UMS 25x10.5x5.5x8 / N38 - conical magnetic holder

Advantages as well as disadvantages of neodymium magnets NdFeB.

Besides their high retention, neodymium magnets are valued for these benefits:

• Their strength is durable, and after approximately 10 years, it drops only by ~1% (theoretically),
• They show superior resistance to demagnetization from external magnetic fields,
• Because of the reflective layer of gold, the component looks aesthetically refined,
• They exhibit elevated levels of magnetic induction near the outer area of the magnet,
• With the right combination of magnetic alloys, they reach increased thermal stability, enabling operation at or above 230°C (depending on the form),
• Thanks to the freedom in shaping and the capability to adapt to specific requirements, neodymium magnets can be created in different geometries, which expands their usage potential,
• Key role in modern technologies – they find application in HDDs, rotating machines, diagnostic apparatus as well as other advanced devices,
• Relatively small size with high magnetic force – neodymium magnets offer impressive pulling strength in tiny dimensions, which makes them ideal in small systems

Disadvantages of magnetic elements:

• They are fragile when subjected to a heavy impact. If the magnets are exposed to physical collisions, they should be placed in a metal holder. The steel housing, in the form of a holder, protects the magnet from fracture , and at the same time increases its overall durability,
• High temperatures may significantly reduce the strength of neodymium magnets. Typically, above 80°C, they experience permanent weakening in performance (depending on shape). To prevent this, we offer heat-resistant magnets marked [AH], capable of working up to 230°C, which makes them perfect for high-temperature use,
• Magnets exposed to wet conditions can rust. Therefore, for outdoor applications, we recommend waterproof types made of coated materials,
• The use of a protective casing or external holder is recommended, since machining threads in neodymium magnets is risky,
• Possible threat due to small fragments may arise, when consumed by mistake, which is important in the context of child safety. It should also be noted that minuscule fragments from these magnets can interfere with diagnostics when ingested,
• High unit cost – neodymium magnets are pricier than other types of magnets (e.g., ferrite), which increases the cost of large-scale applications

Maximum holding power of the magnet – what contributes to it?

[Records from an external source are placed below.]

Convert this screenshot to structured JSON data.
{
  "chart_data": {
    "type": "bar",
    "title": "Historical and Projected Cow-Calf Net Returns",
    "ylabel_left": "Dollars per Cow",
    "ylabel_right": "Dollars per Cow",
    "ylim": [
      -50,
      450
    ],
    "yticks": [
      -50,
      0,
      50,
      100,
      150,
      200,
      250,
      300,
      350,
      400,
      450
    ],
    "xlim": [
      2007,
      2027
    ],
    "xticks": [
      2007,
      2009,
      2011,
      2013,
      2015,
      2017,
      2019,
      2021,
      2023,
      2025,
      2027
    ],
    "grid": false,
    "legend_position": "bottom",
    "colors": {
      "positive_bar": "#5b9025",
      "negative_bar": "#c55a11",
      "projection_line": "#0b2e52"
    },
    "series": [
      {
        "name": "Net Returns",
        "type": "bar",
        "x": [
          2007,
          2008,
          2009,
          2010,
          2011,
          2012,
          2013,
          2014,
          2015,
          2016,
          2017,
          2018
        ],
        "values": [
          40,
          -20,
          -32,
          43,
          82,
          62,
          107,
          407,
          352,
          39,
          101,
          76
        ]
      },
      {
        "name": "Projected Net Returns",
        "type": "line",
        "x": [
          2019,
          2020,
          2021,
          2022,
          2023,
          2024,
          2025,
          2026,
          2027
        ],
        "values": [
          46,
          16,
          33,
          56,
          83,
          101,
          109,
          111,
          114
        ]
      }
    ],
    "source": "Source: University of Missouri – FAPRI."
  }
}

The given lifting capacity of the magnet corresponds to the maximum lifting force, calculated under optimal conditions, namely:

• using a steel plate with low carbon content, serving as a magnetic circuit closure
• with a thickness of minimum 10 mm
• with a smooth surface
• with zero air gap
• in a perpendicular direction of force
• under standard ambient temperature

Practical lifting capacity: influencing factors

The lifting capacity of a magnet depends on in practice the following factors, ordered from most important to least significant:

• Air gap between the magnet and the plate, as even a very small distance (e.g. 0.5 mm) causes a drop in lifting force of up to 50%.
• Direction of applied force, because the maximum lifting capacity is achieved under perpendicular application. The force required to slide the magnet along the plate is usually several times lower.
• Thickness of the plate, as a plate that is too thin causes part of the magnetic flux not to be used and to remain wasted in the air.
• Material of the plate, because higher carbon content lowers holding force, while higher iron content increases it. The best choice is steel with high magnetic permeability and high saturation induction.
• Surface of the plate, because the more smooth and polished it is, the better the contact and consequently the greater the magnetic saturation.
• Operating temperature, since all permanent magnets have a negative temperature coefficient. This means that at high temperatures they are weaker, while at sub-zero temperatures they become slightly stronger.

* Holding force was checked on the plate surface of 20 mm thickness, when a perpendicular force was applied, however under attempts to slide the magnet the lifting capacity is smaller. Moreover, even a small distance {between} the magnet’s surface and the plate decreases the load capacity.